Tuesday, June 18, 2013

Character Interview with Annalyn from Sins of the Father by Krystal Milton

1) Can you tell what your childhood was like before your mom was sick?
My childhood was very happy before my mother became ill. There were lots of hugs and kisses. She would braid my hair; swing me on the wooden swing my Father attached to our weeping willow tree in his garden. There were lots of home cooked meals, her favorite past time was cooking.
2) How has life changed since she was diagnosed and has progressively gotten worse?
We were very close my mother and I while I was growing up, her illness has been like a divider between us. But the distance forged between us was not because I do not remember that love, it is because I can no longer feel it. She can’t express herself as she would like. There are no more hugs or sounds of laughter. All conversation between us is one sided because of the inflammation in her throat that makes it difficult for her to talk. We all suffer from her illness because of the lack of expression. While I do try and continue showing love and caring for her, its harder for me because I need my mother and she cant be there for me as I would like.
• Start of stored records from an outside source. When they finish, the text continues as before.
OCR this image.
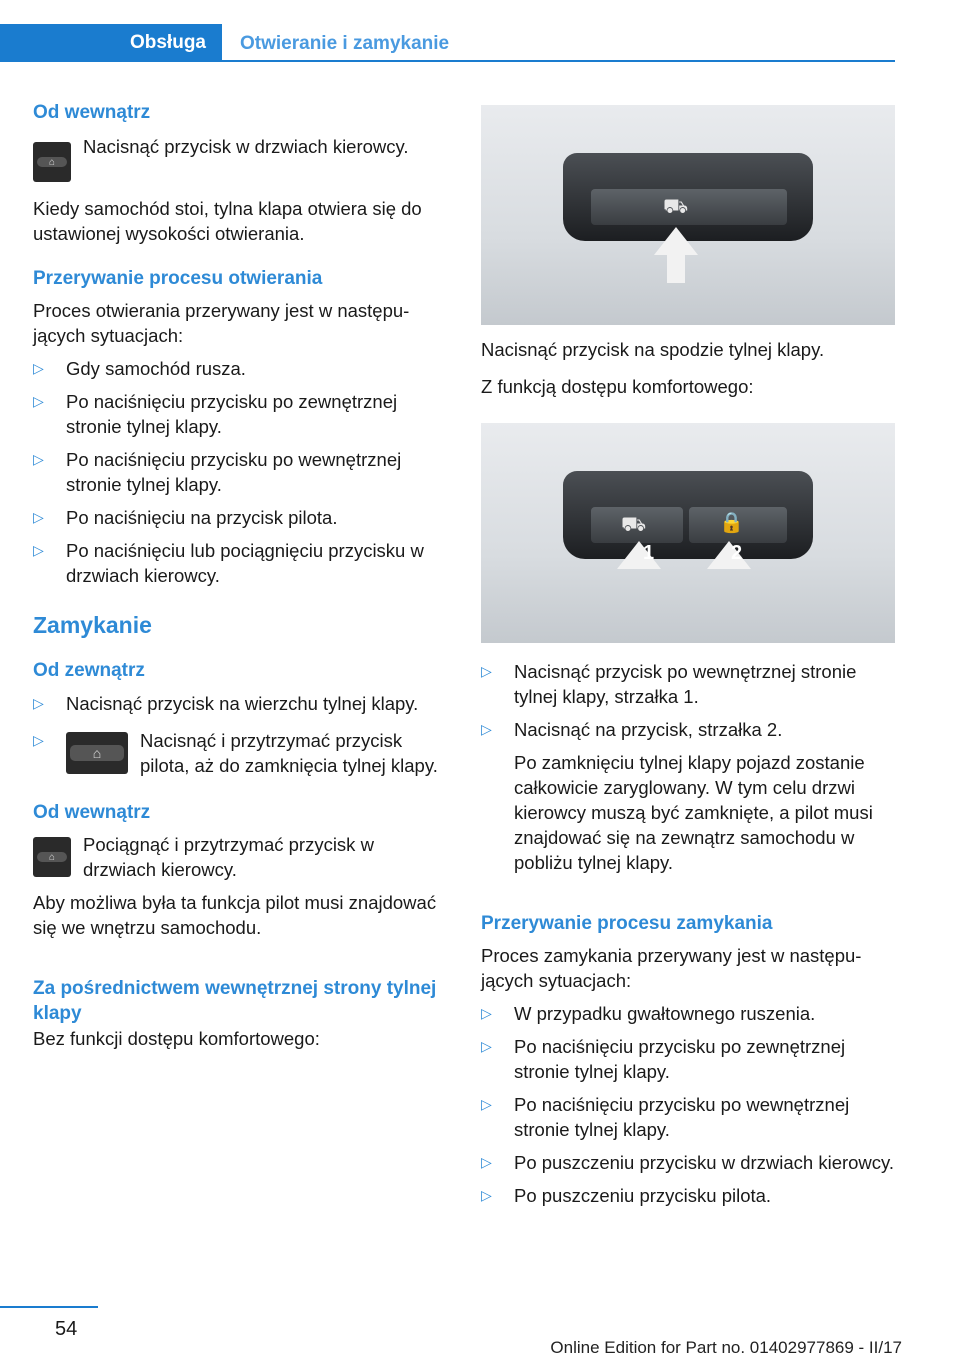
Obsługa Otwieranie i zamykanie
Od wewnątrz
⌂

Nacisnąć przycisk w drzwiach kierowcy.

Kiedy samochód stoi, tylna klapa otwiera się do ustawionej wysokości otwierania.

Przerywanie procesu otwierania

Proces otwierania przerywany jest w następujących sytuacjach:

▷ Gdy samochód rusza.
▷ Po naciśnięciu przycisku po zewnętrznej stronie tylnej klapy.
▷ Po naciśnięciu przycisku po wewnętrznej stronie tylnej klapy.
▷ Po naciśnięciu na przycisk pilota.
▷ Po naciśnięciu lub pociągnięciu przycisku w drzwiach kierowcy.
Zamykanie
Od zewnątrz
▷ Nacisnąć przycisk na wierzchu tylnej klapy.
▷
⌂
Nacisnąć i przytrzymać przycisk pilota, aż do zamknięcia tylnej klapy.
Od wewnątrz
⌂

Pociągnąć i przytrzymać przycisk w drzwiach kierowcy.

Aby możliwa była ta funkcja pilot musi znajdować się we wnętrzu samochodu.

Za pośrednictwem wewnętrznej strony tylnej klapy

Bez funkcji dostępu komfortowego:

⛟

Nacisnąć przycisk na spodzie tylnej klapy.

Z funkcją dostępu komfortowego:

⛟	🔒
1	2
▷ Nacisnąć przycisk po wewnętrznej stronie tylnej klapy, strzałka 1.
▷ Nacisnąć na przycisk, strzałka 2.

Po zamknięciu tylnej klapy pojazd zostanie całkowicie zaryglowany. W tym celu drzwi kierowcy muszą być zamknięte, a pilot musi znajdować się na zewnątrz samochodu w pobliżu tylnej klapy.

Przerywanie procesu zamykania

Proces zamykania przerywany jest w następujących sytuacjach:

▷ W przypadku gwałtownego ruszenia.
▷ Po naciśnięciu przycisku po zewnętrznej stronie tylnej klapy.
▷ Po naciśnięciu przycisku po wewnętrznej stronie tylnej klapy.
▷ Po puszczeniu przycisku w drzwiach kierowcy.
▷ Po puszczeniu przycisku pilota.
54
Online Edition for Part no. 01402977869 - II/17
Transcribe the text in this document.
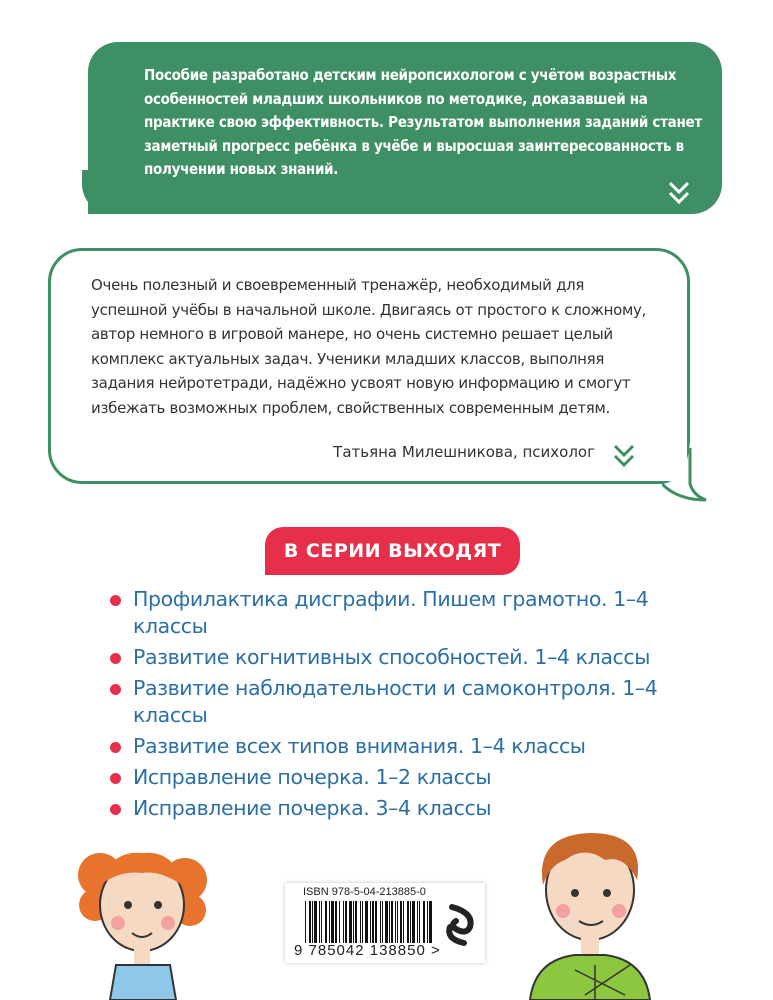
Пособие разработано детским нейропсихологом с учётом возрастных особенностей младших школьников по методике, доказавшей на практике свою эффективность. Результатом выполнения заданий станет заметный прогресс ребёнка в учёбе и выросшая заинтересованность в получении новых знаний.

Очень полезный и своевременный тренажёр, необходимый для успешной учёбы в начальной школе. Двигаясь от простого к сложному, автор немного в игровой манере, но очень системно решает целый комплекс актуальных задач. Ученики младших классов, выполняя задания нейротетради, надёжно усвоят новую информацию и смогут избежать возможных проблем, свойственных современным детям.

Татьяна Милешникова, психолог
В СЕРИИ ВЫХОДЯТ
Профилактика дисграфии. Пишем грамотно. 1–4 классы
Развитие когнитивных способностей. 1–4 классы
Развитие наблюдательности и самоконтроля. 1–4 классы
Развитие всех типов внимания. 1–4 классы
Исправление почерка. 1–2 классы
Исправление почерка. 3–4 классы
ISBN 978-5-04-213885-0
9 785042 138850 >
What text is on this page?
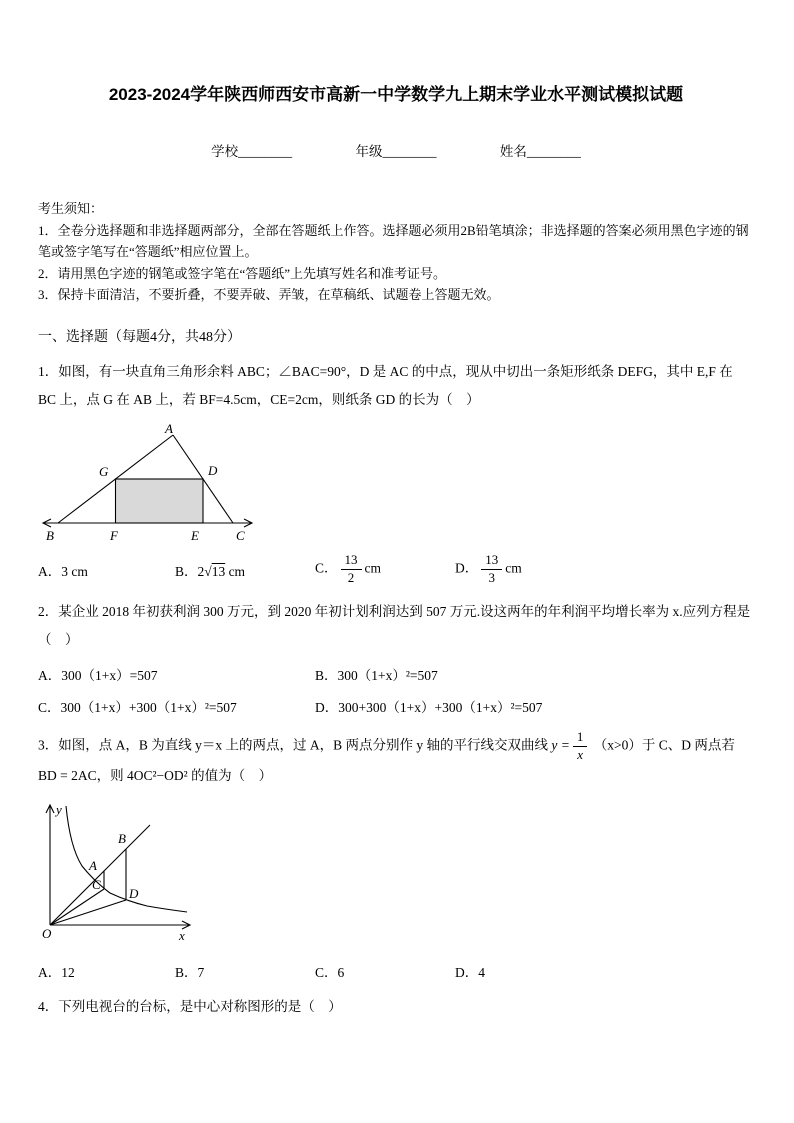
2023-2024学年陕西师西安市高新一中学数学九上期末学业水平测试模拟试题
学校________	年级________	姓名________
考生须知：
1．全卷分选择题和非选择题两部分，全部在答题纸上作答。选择题必须用2B铅笔填涂；非选择题的答案必须用黑色字迹的钢笔或签字笔写在“答题纸”相应位置上。
2．请用黑色字迹的钢笔或签字笔在“答题纸”上先填写姓名和准考证号。
3．保持卡面清洁，不要折叠，不要弄破、弄皱，在草稿纸、试题卷上答题无效。
一、选择题（每题4分，共48分）

1．如图，有一块直角三角形余料 ABC；∠BAC=90°，D 是 AC 的中点，现从中切出一条矩形纸条 DEFG，其中 E,F 在 BC 上，点 G 在 AB 上，若 BF=4.5cm，CE=2cm，则纸条 GD 的长为（　）

A
B	C
D
E
F
G
A．3 cm	B．2√13 cm	C． $\frac{13}{2}$ cm	D． $\frac{13}{3}$ cm

2．某企业 2018 年初获利润 300 万元，到 2020 年初计划利润达到 507 万元.设这两年的年利润平均增长率为 x.应列方程是（　）

A．300（1+x）=507	B．300（1+x）²=507
C．300（1+x）+300（1+x）²=507	D．300+300（1+x）+300（1+x）²=507

3．如图，点 A，B 为直线 y＝x 上的两点，过 A，B 两点分别作 y 轴的平行线交双曲线 $y = \frac{1}{x} (x>0)$于 C、D 两点若 BD = 2AC，则 4OC²−OD² 的值为（　）

y
x
O
A
B
C
D
A．12	B．7	C．6	D．4

4．下列电视台的台标，是中心对称图形的是（　）
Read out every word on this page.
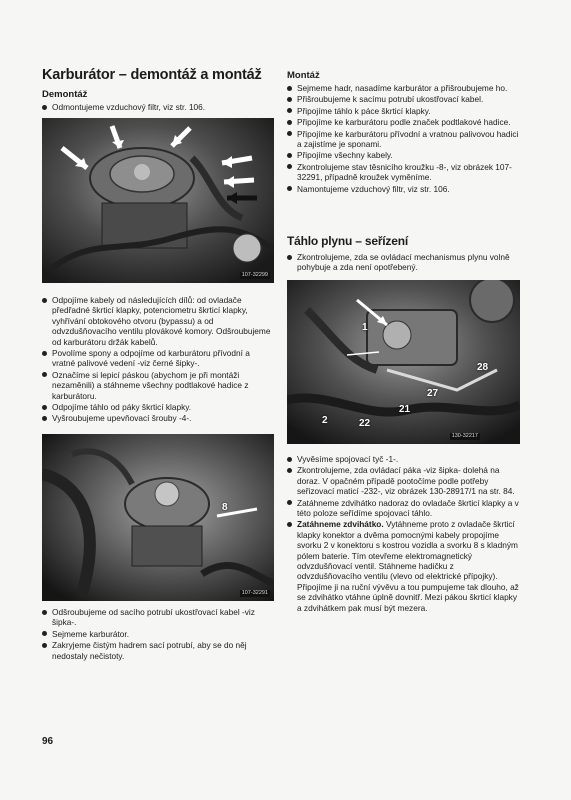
Karburátor – demontáž a montáž
Demontáž
Odmontujeme vzduchový filtr, viz str. 106.
107-32299
Odpojíme kabely od následujících dílů: od ovladače předřadné škrticí klapky, potenciometru škrticí klapky, vyhřívání obtokového otvoru (bypassu) a od odvzdušňovacího ventilu plovákové komory. Odšroubujeme od karburátoru držák kabelů.
Povolíme spony a odpojíme od karburátoru přívodní a vratné palivové vedení -viz černé šipky-.
Označíme si lepicí páskou (abychom je při montáži nezaměnili) a stáhneme všechny podtlakové hadice z karburátoru.
Odpojíme táhlo od páky škrticí klapky.
Vyšroubujeme upevňovací šrouby -4-.
8
107-32291
Odšroubujeme od sacího potrubí ukostřovací kabel -viz šipka-.
Sejmeme karburátor.
Zakryjeme čistým hadrem sací potrubí, aby se do něj nedostaly nečistoty.
Montáž
Sejmeme hadr, nasadíme karburátor a přišroubujeme ho.
Přišroubujeme k sacímu potrubí ukostřovací kabel.
Připojíme táhlo k páce škrticí klapky.
Připojíme ke karburátoru podle značek podtlakové hadice.
Připojíme ke karburátoru přívodní a vratnou palivovou hadici a zajistíme je sponami.
Připojíme všechny kabely.
Zkontrolujeme stav těsnicího kroužku -8-, viz obrázek 107-32291, případně kroužek vyměníme.
Namontujeme vzduchový filtr, viz str. 106.
Táhlo plynu – seřízení
Zkontrolujeme, zda se ovládací mechanismus plynu volně pohybuje a zda není opotřebený.
1
2	22
21
27
28
130-32217
Vyvěsíme spojovací tyč -1-.
Zkontrolujeme, zda ovládací páka -viz šipka- dolehá na doraz. V opačném případě pootočíme podle potřeby seřizovací maticí -232-, viz obrázek 130-28917/1 na str. 84.
Zatáhneme zdvihátko nadoraz do ovladače škrticí klapky a v této poloze seřídíme spojovací táhlo.
Zatáhneme zdvihátko. Vytáhneme proto z ovladače škrticí klapky konektor a dvěma pomocnými kabely propojíme svorku 2 v konektoru s kostrou vozidla a svorku 8 s kladným pólem baterie. Tím otevřeme elektromagnetický odvzdušňovací ventil. Stáhneme hadičku z odvzdušňovacího ventilu (vlevo od elektrické přípojky). Připojíme ji na ruční vývěvu a tou pumpujeme tak dlouho, až se zdvihátko vtáhne úplně dovnitř. Mezi pákou škrticí klapky a zdvihátkem pak musí být mezera.
96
3) What was the first thing you thought when you first heard the accusations against your father?
I didn’t believe them. My father has never given me a reason to fear him or think terribly of him. So as these accusations were thrown at him, it was in my mind at first, undeniably false.
4) If you try to clear your mind of everything good you know about your father, is there anything from the past that may hint of him being guilty?
No. While I do not spend every minute with my father I cant say I can recall anything that would give me pause enough to be concerned. If he was guilty of committing any sin, he did so outside of the house and kept it very well hidden. This is why these accusations are so bizarre to me.
5) How has the public's reaction toward you changed since your father was accused?
For one, the constant Media attention is mind boggling. I am a very private person. Now my family’s name is all over television, the reports camped outside our house, they followed me to my Aunts house. We cant really use the telephone because they are constantly calling, and oh I should not forget to mention I am being stalked by a victims family member.
6) In this time of extremely stressful situations, how do you relieve your tension that must be mounting?
I’ve cried. At first I had been able to confide in my family because they have been there every step of the way. Its more horrible for my mother than myself. She cant express how hurt she is or vent. She can only cry silent tears.
7) Do you have any other family you turn to at the moment?
When my father was first arrested we stayed with my Aunt Philina and her family. My Uncle Jed has flown out to be with us, and my best friend/cousin Constance is a riot to be around. I just hope that they will stay by our sides as we forge through all this turmoil.
8) Had you heard much or gave much thought to the Potomac Creek serial killer until your father was accused?
I actually had no clue who or what that was about. Detective Harsen the arresting officer had been very surprised I had no idea a serial killer had been lurking around for twenty-six years. To be honest, I have been so absorbed in my life and my mothers health I didn’t really pay much attention to life outside my front door or on the outside of going ot school and working part time.
9) What is the greatest lesson you have learned in life?
Life is precious. Seeing my mother suffer so much throughout our lives has taught me this. I cherish each moment I am given with her, who knows what the future will hold for us now.
10) Is there anything else you would like to tell us?
There is so much I have left unsaid because there is so much to tell. But I made sure to record it all; I made sure I left nothing out in my story. And I would love to share that with my readers. I hope they can understand my plight and learn from my experiences.